The Korean War began June 25, 1950, when Communist North Korea invaded South Korea, and it concluded with an armistice 42 years ago Thursday, July 27, 1953. The conflict pitted the Communist forces of North Korea and China against those of South Korea, the United States and a host of countries from the fledgling United Nations.

In the bitter seesaw struggle that ended roughly where it began, more than 1.5 million Americans served and 54,000 lost their lives.

Of those who served, many returned Thursday.

They came from Kuttawa, Ky., and Ontario, Canada; from Sanford, N.C., and Ipswich, England; from Columbus, Ga., and North Queensland, Australia.

They wore kilts and berets and overseas caps, and sweated through T-shirts and medal-covered vests that proclaimed what outfit they were in so long ago.

Many sported paunches and faded tattoos. Some carried canes, or used crutches, or were pushed in wheelchairs.

But when they spoke, they spoke about bloody and terrible and glorious places: Inchon, Chosin, Koto-ri, Hill 355, also known as Little Gibraltar.
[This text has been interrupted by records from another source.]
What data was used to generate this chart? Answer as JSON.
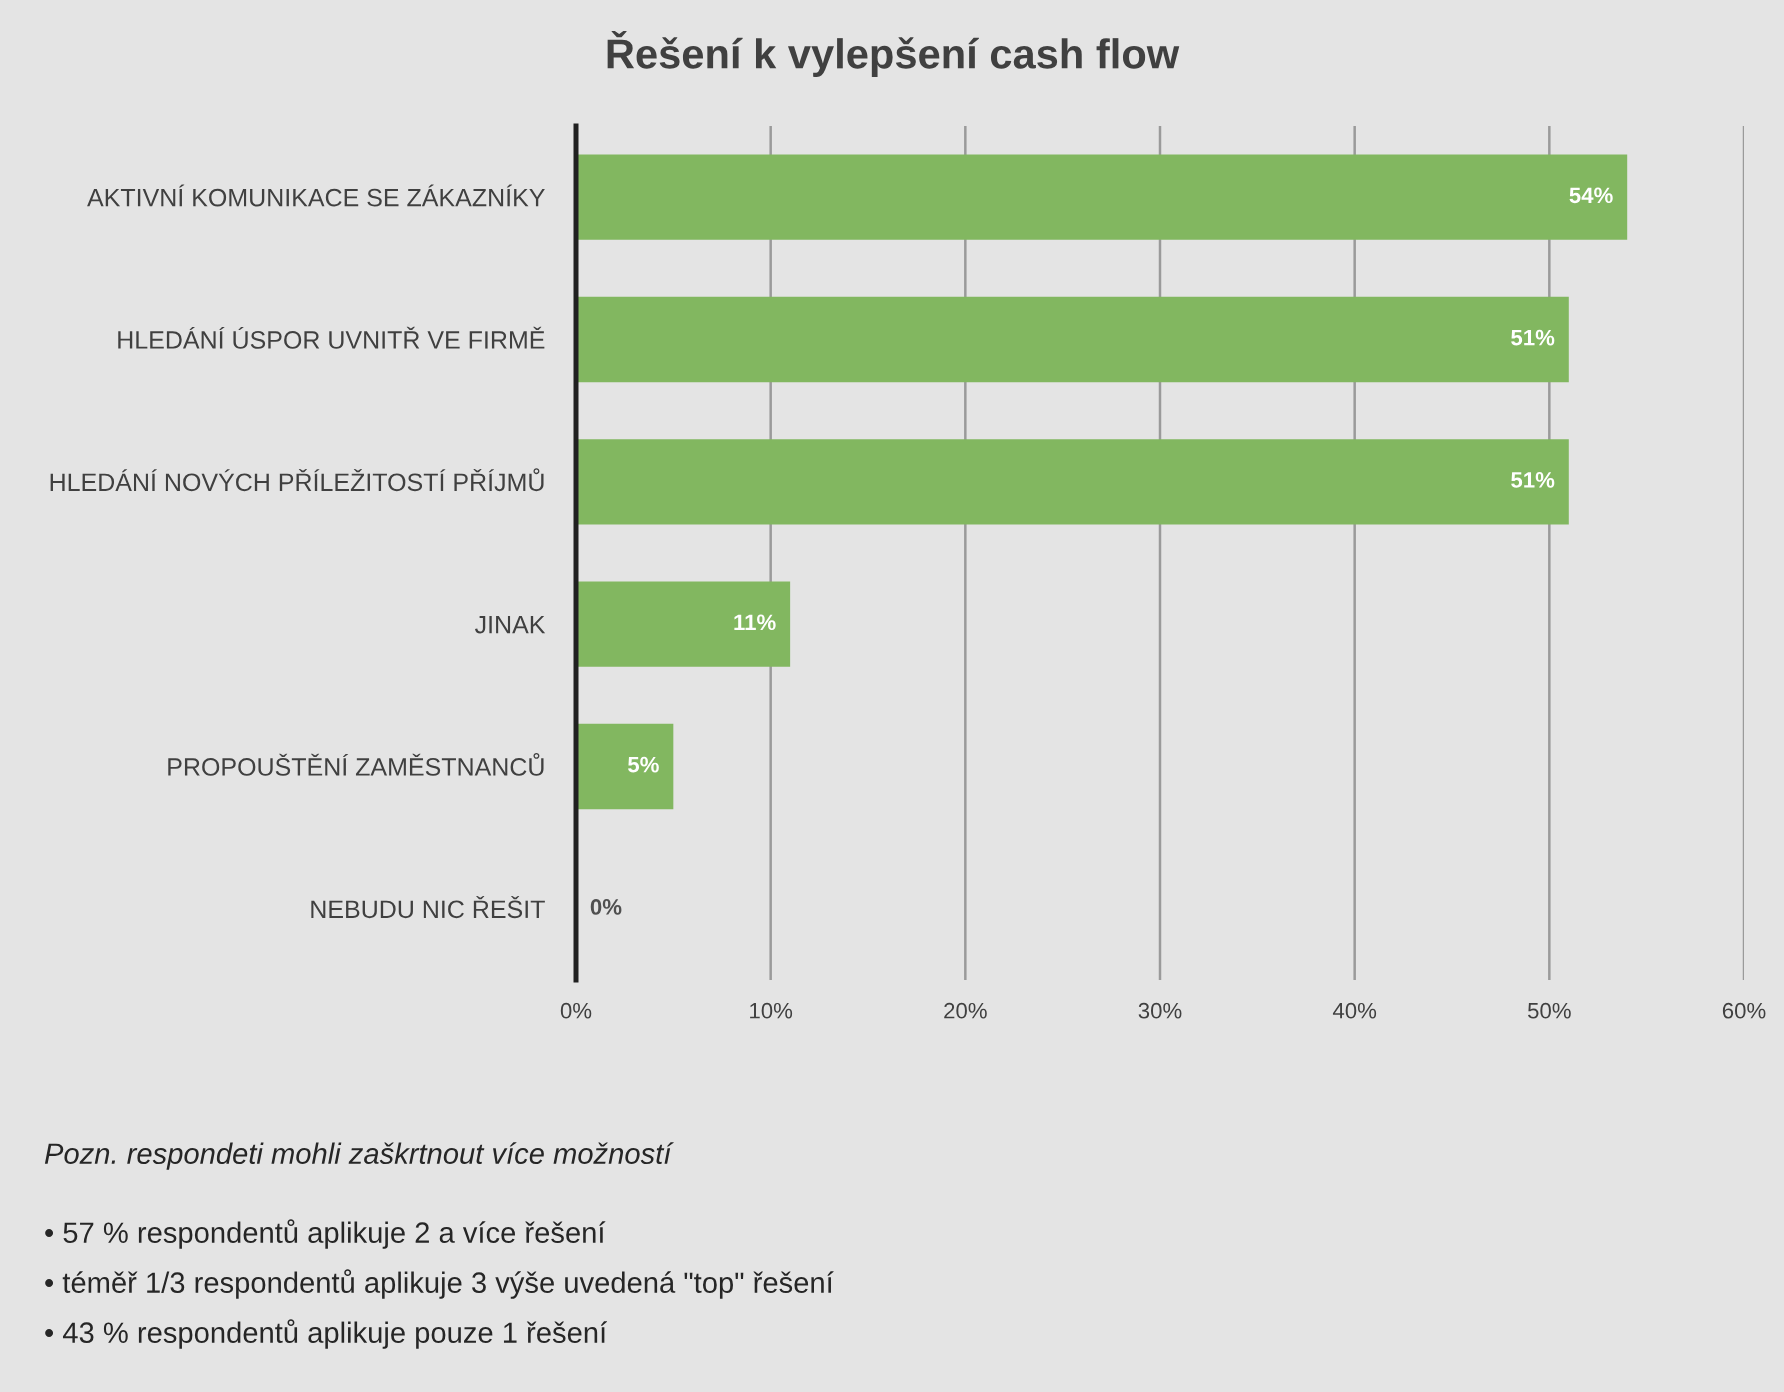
{
  "chart_data": {
    "type": "bar",
    "orientation": "horizontal",
    "title": "Řešení k vylepšení cash flow",
    "categories": [
      "AKTIVNÍ KOMUNIKACE SE ZÁKAZNÍKY",
      "HLEDÁNÍ ÚSPOR UVNITŘ VE FIRMĚ",
      "HLEDÁNÍ NOVÝCH PŘÍLEŽITOSTÍ PŘÍJMŮ",
      "JINAK",
      "PROPOUŠTĚNÍ ZAMĚSTNANCŮ",
      "NEBUDU NIC ŘEŠIT"
    ],
    "values": [
      54,
      51,
      51,
      11,
      5,
      0
    ],
    "color": "#82b760",
    "value_labels": [
      "54%",
      "51%",
      "51%",
      "11%",
      "5%",
      "0%"
    ],
    "xlim": [
      0,
      60
    ],
    "xticks": [
      {
        "value": 0,
        "label": "0%"
      },
      {
        "value": 10,
        "label": "10%"
      },
      {
        "value": 20,
        "label": "20%"
      },
      {
        "value": 30,
        "label": "30%"
      },
      {
        "value": 40,
        "label": "40%"
      },
      {
        "value": 50,
        "label": "50%"
      },
      {
        "value": 60,
        "label": "60%"
      }
    ],
    "grid": "x",
    "annotations": [
      "Pozn. respondeti mohli zaškrtnout více možností",
      "• 57 % respondentů aplikuje 2 a více řešení",
      "• téměř 1/3 respondentů aplikuje 3 výše uvedená \"top\" řešení",
      "• 43 % respondentů aplikuje pouze 1 řešení"
    ]
  }
}
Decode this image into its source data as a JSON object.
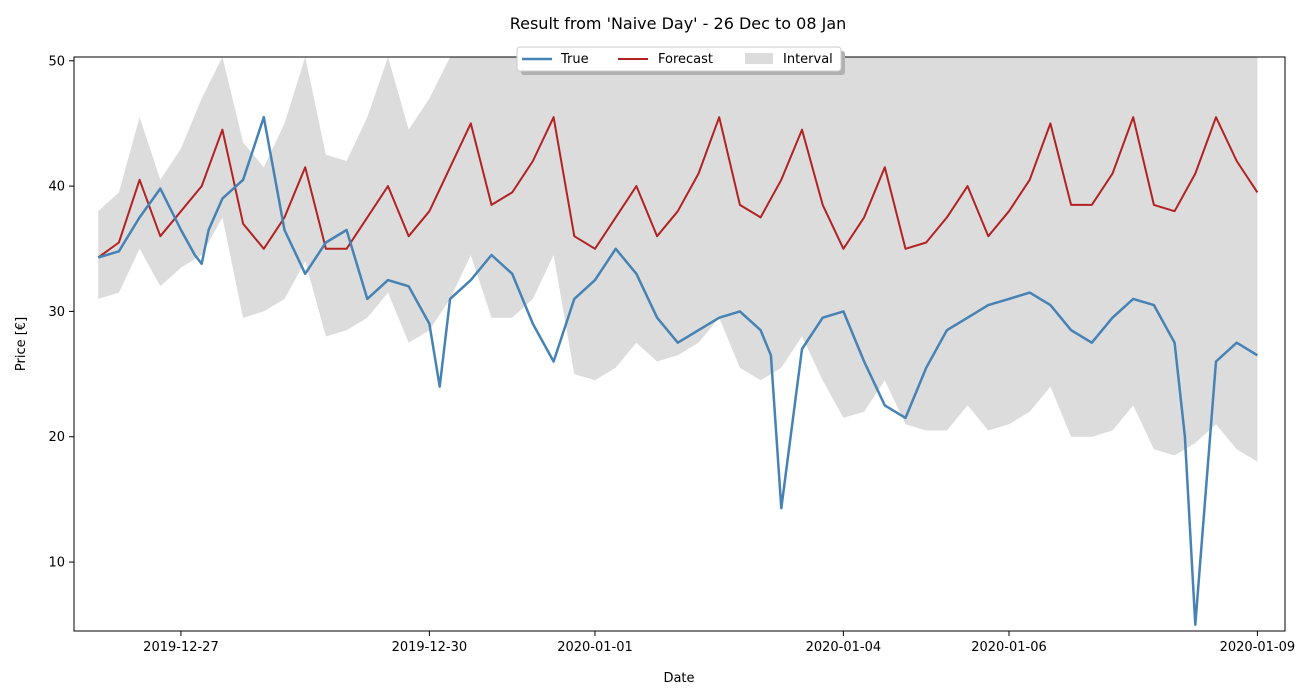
{
  "chart_data": {
    "type": "line",
    "title": "Result from 'Naive Day' - 26 Dec to 08 Jan",
    "xlabel": "Date",
    "ylabel": "Price [€]",
    "xlim": [
      "2019-12-25T17:00",
      "2020-01-09T08:00"
    ],
    "ylim": [
      4.5,
      50.3
    ],
    "x_ticks": [
      {
        "date": "2019-12-27",
        "label": "2019-12-27"
      },
      {
        "date": "2019-12-30",
        "label": "2019-12-30"
      },
      {
        "date": "2020-01-01",
        "label": "2020-01-01"
      },
      {
        "date": "2020-01-04",
        "label": "2020-01-04"
      },
      {
        "date": "2020-01-06",
        "label": "2020-01-06"
      },
      {
        "date": "2020-01-09",
        "label": "2020-01-09"
      }
    ],
    "y_ticks": [
      10,
      20,
      30,
      40,
      50
    ],
    "grid": false,
    "legend": {
      "placement": "top-center",
      "entries": [
        "True",
        "Forecast",
        "Interval"
      ]
    },
    "colors": {
      "true": "#4682b4",
      "forecast": "#b22222",
      "interval": "#dcdcdc"
    },
    "series": [
      {
        "name": "True",
        "x": [
          "2019-12-26T00:00",
          "2019-12-26T06:00",
          "2019-12-26T12:00",
          "2019-12-26T18:00",
          "2019-12-27T00:00",
          "2019-12-27T04:00",
          "2019-12-27T06:00",
          "2019-12-27T08:00",
          "2019-12-27T12:00",
          "2019-12-27T18:00",
          "2019-12-28T00:00",
          "2019-12-28T06:00",
          "2019-12-28T12:00",
          "2019-12-28T18:00",
          "2019-12-29T00:00",
          "2019-12-29T06:00",
          "2019-12-29T12:00",
          "2019-12-29T18:00",
          "2019-12-30T00:00",
          "2019-12-30T03:00",
          "2019-12-30T06:00",
          "2019-12-30T12:00",
          "2019-12-30T18:00",
          "2019-12-31T00:00",
          "2019-12-31T06:00",
          "2019-12-31T12:00",
          "2019-12-31T18:00",
          "2020-01-01T00:00",
          "2020-01-01T06:00",
          "2020-01-01T12:00",
          "2020-01-01T18:00",
          "2020-01-02T00:00",
          "2020-01-02T06:00",
          "2020-01-02T12:00",
          "2020-01-02T18:00",
          "2020-01-03T00:00",
          "2020-01-03T03:00",
          "2020-01-03T06:00",
          "2020-01-03T12:00",
          "2020-01-03T18:00",
          "2020-01-04T00:00",
          "2020-01-04T06:00",
          "2020-01-04T12:00",
          "2020-01-04T18:00",
          "2020-01-05T00:00",
          "2020-01-05T06:00",
          "2020-01-05T12:00",
          "2020-01-05T18:00",
          "2020-01-06T00:00",
          "2020-01-06T06:00",
          "2020-01-06T12:00",
          "2020-01-06T18:00",
          "2020-01-07T00:00",
          "2020-01-07T06:00",
          "2020-01-07T12:00",
          "2020-01-07T18:00",
          "2020-01-08T00:00",
          "2020-01-08T03:00",
          "2020-01-08T06:00",
          "2020-01-08T12:00",
          "2020-01-08T18:00",
          "2020-01-09T00:00"
        ],
        "values": [
          34.3,
          34.8,
          37.5,
          39.8,
          36.5,
          34.5,
          33.8,
          36.5,
          39.0,
          40.5,
          45.5,
          36.5,
          33.0,
          35.5,
          36.5,
          31.0,
          32.5,
          32.0,
          29.0,
          24.0,
          31.0,
          32.5,
          34.5,
          33.0,
          29.0,
          26.0,
          31.0,
          32.5,
          35.0,
          33.0,
          29.5,
          27.5,
          28.5,
          29.5,
          30.0,
          28.5,
          26.5,
          14.3,
          27.0,
          29.5,
          30.0,
          26.0,
          22.5,
          21.5,
          25.5,
          28.5,
          29.5,
          30.5,
          31.0,
          31.5,
          30.5,
          28.5,
          27.5,
          29.5,
          31.0,
          30.5,
          27.5,
          20.0,
          5.0,
          26.0,
          27.5,
          26.5
        ]
      },
      {
        "name": "Forecast",
        "x": [
          "2019-12-26T00:00",
          "2019-12-26T06:00",
          "2019-12-26T12:00",
          "2019-12-26T18:00",
          "2019-12-27T00:00",
          "2019-12-27T06:00",
          "2019-12-27T12:00",
          "2019-12-27T18:00",
          "2019-12-28T00:00",
          "2019-12-28T06:00",
          "2019-12-28T12:00",
          "2019-12-28T18:00",
          "2019-12-29T00:00",
          "2019-12-29T06:00",
          "2019-12-29T12:00",
          "2019-12-29T18:00",
          "2019-12-30T00:00",
          "2019-12-30T06:00",
          "2019-12-30T12:00",
          "2019-12-30T18:00",
          "2019-12-31T00:00",
          "2019-12-31T06:00",
          "2019-12-31T12:00",
          "2019-12-31T18:00",
          "2020-01-01T00:00",
          "2020-01-01T06:00",
          "2020-01-01T12:00",
          "2020-01-01T18:00",
          "2020-01-02T00:00",
          "2020-01-02T06:00",
          "2020-01-02T12:00",
          "2020-01-02T18:00",
          "2020-01-03T00:00",
          "2020-01-03T06:00",
          "2020-01-03T12:00",
          "2020-01-03T18:00",
          "2020-01-04T00:00",
          "2020-01-04T06:00",
          "2020-01-04T12:00",
          "2020-01-04T18:00",
          "2020-01-05T00:00",
          "2020-01-05T06:00",
          "2020-01-05T12:00",
          "2020-01-05T18:00",
          "2020-01-06T00:00",
          "2020-01-06T06:00",
          "2020-01-06T12:00",
          "2020-01-06T18:00",
          "2020-01-07T00:00",
          "2020-01-07T06:00",
          "2020-01-07T12:00",
          "2020-01-07T18:00",
          "2020-01-08T00:00",
          "2020-01-08T06:00",
          "2020-01-08T12:00",
          "2020-01-08T18:00",
          "2020-01-09T00:00"
        ],
        "values": [
          34.3,
          35.5,
          40.5,
          36.0,
          38.0,
          40.0,
          44.5,
          37.0,
          35.0,
          37.5,
          41.5,
          35.0,
          35.0,
          37.5,
          40.0,
          36.0,
          38.0,
          41.5,
          45.0,
          38.5,
          39.5,
          42.0,
          45.5,
          36.0,
          35.0,
          37.5,
          40.0,
          36.0,
          38.0,
          41.0,
          45.5,
          38.5,
          37.5,
          40.5,
          44.5,
          38.5,
          35.0,
          37.5,
          41.5,
          35.0,
          35.5,
          37.5,
          40.0,
          36.0,
          38.0,
          40.5,
          45.0,
          38.5,
          38.5,
          41.0,
          45.5,
          38.5,
          38.0,
          41.0,
          45.5,
          42.0,
          39.5
        ]
      }
    ],
    "interval": {
      "name": "Interval",
      "x": [
        "2019-12-26T00:00",
        "2019-12-26T06:00",
        "2019-12-26T12:00",
        "2019-12-26T18:00",
        "2019-12-27T00:00",
        "2019-12-27T06:00",
        "2019-12-27T12:00",
        "2019-12-27T18:00",
        "2019-12-28T00:00",
        "2019-12-28T06:00",
        "2019-12-28T12:00",
        "2019-12-28T18:00",
        "2019-12-29T00:00",
        "2019-12-29T06:00",
        "2019-12-29T12:00",
        "2019-12-29T18:00",
        "2019-12-30T00:00",
        "2019-12-30T06:00",
        "2019-12-30T12:00",
        "2019-12-30T18:00",
        "2019-12-31T00:00",
        "2019-12-31T06:00",
        "2019-12-31T12:00",
        "2019-12-31T18:00",
        "2020-01-01T00:00",
        "2020-01-01T06:00",
        "2020-01-01T12:00",
        "2020-01-01T18:00",
        "2020-01-02T00:00",
        "2020-01-02T06:00",
        "2020-01-02T12:00",
        "2020-01-02T18:00",
        "2020-01-03T00:00",
        "2020-01-03T06:00",
        "2020-01-03T12:00",
        "2020-01-03T18:00",
        "2020-01-04T00:00",
        "2020-01-04T06:00",
        "2020-01-04T12:00",
        "2020-01-04T18:00",
        "2020-01-05T00:00",
        "2020-01-05T06:00",
        "2020-01-05T12:00",
        "2020-01-05T18:00",
        "2020-01-06T00:00",
        "2020-01-06T06:00",
        "2020-01-06T12:00",
        "2020-01-06T18:00",
        "2020-01-07T00:00",
        "2020-01-07T06:00",
        "2020-01-07T12:00",
        "2020-01-07T18:00",
        "2020-01-08T00:00",
        "2020-01-08T06:00",
        "2020-01-08T12:00",
        "2020-01-08T18:00",
        "2020-01-09T00:00"
      ],
      "lower": [
        31.0,
        31.5,
        35.0,
        32.0,
        33.5,
        34.5,
        37.5,
        29.5,
        30.0,
        31.0,
        34.0,
        28.0,
        28.5,
        29.5,
        31.5,
        27.5,
        28.5,
        31.0,
        34.5,
        29.5,
        29.5,
        31.0,
        34.5,
        25.0,
        24.5,
        25.5,
        27.5,
        26.0,
        26.5,
        27.5,
        29.5,
        25.5,
        24.5,
        25.5,
        28.0,
        24.5,
        21.5,
        22.0,
        24.5,
        21.0,
        20.5,
        20.5,
        22.5,
        20.5,
        21.0,
        22.0,
        24.0,
        20.0,
        20.0,
        20.5,
        22.5,
        19.0,
        18.5,
        19.5,
        21.0,
        19.0,
        18.0
      ],
      "upper": [
        38.0,
        39.5,
        45.5,
        40.5,
        43.0,
        47.0,
        50.3,
        43.5,
        41.5,
        45.0,
        50.3,
        42.5,
        42.0,
        45.5,
        50.3,
        44.5,
        47.0,
        50.3,
        50.3,
        50.3,
        50.3,
        50.3,
        50.3,
        50.3,
        50.3,
        50.3,
        50.3,
        50.3,
        50.3,
        50.3,
        50.3,
        50.3,
        50.3,
        50.3,
        50.3,
        50.3,
        50.3,
        50.3,
        50.3,
        50.3,
        50.3,
        50.3,
        50.3,
        50.3,
        50.3,
        50.3,
        50.3,
        50.3,
        50.3,
        50.3,
        50.3,
        50.3,
        50.3,
        50.3,
        50.3,
        50.3,
        50.3
      ]
    }
  }
}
Sometimes they didn't know the official name of the place seared into their memories. ``Just put in `the apple orchard,''' Tom Pulliam, 71, said of a bloody spot he recalled. ``Everybody'll know where it was.''

For many, the names of the places brought tears.

A short time before the festivities, Russell Kingston, 64, of Kuttawa, Ky., and Oren Hanbaum, 68, of Paducah, Ky., stood outside the fenced-off ceremonial area wondering how to get in.

Both men wore the maroon overseas caps of the Western Kentucky Chapter of American Ex-Prisoners of War. Hanbaum used metal crutches, a result of his treatment while imprisoned.

Both men had been Army riflemen. Hanbaum, who was in the 2nd Infantry Division, was captured May 17, 1951, when his unit was overrun by the Chinese near the 38th Parallel around the middle of Korea.

``We had been back in a rest area'' and had just returned to the front lines. It was at night. He and a buddy had just come down from the perimeter, had returned to their foxhole and covered themselves up with their tent.

Suddenly they heard a commotion and some shots being fired. Someone yanked the tent off, and Hanbaum and his pal were staring up at six Chinese with burp guns.

``We had nothing else to do but put up our hands,'' he said.

``Nobody knows the trauma you experience when you have to put up your hands and surrender,'' Hanbaum said. His eyes filled with tears, and he turned away.

``We marched for 41 days and nights,'' he said, before reaching a prison camp near the Chinese border. Hanbaum said he was treated brutally.

Kingston said he and his entire company had been overrun by the Chinese near Unson, North Korea, in early November 1950. He and some comrades managed to elude the enemy until Nov. 18.

Their capture came after he and five buddies had sought shelter in a hut in a tiny village. ``We was all froze out, hungry, no water,'' he said.

There was a small fire burning in a hibachi, and Kingston was just leaning over to light a cigarette when the sliding door was pulled open and an enemy soldier stuck a huge pistol to his forehead.

Kingston, a farmer's son, endured the rest of the war in severe captivity. ``If I hadn't been a country boy, I'd couldn't have stood it,'' he said.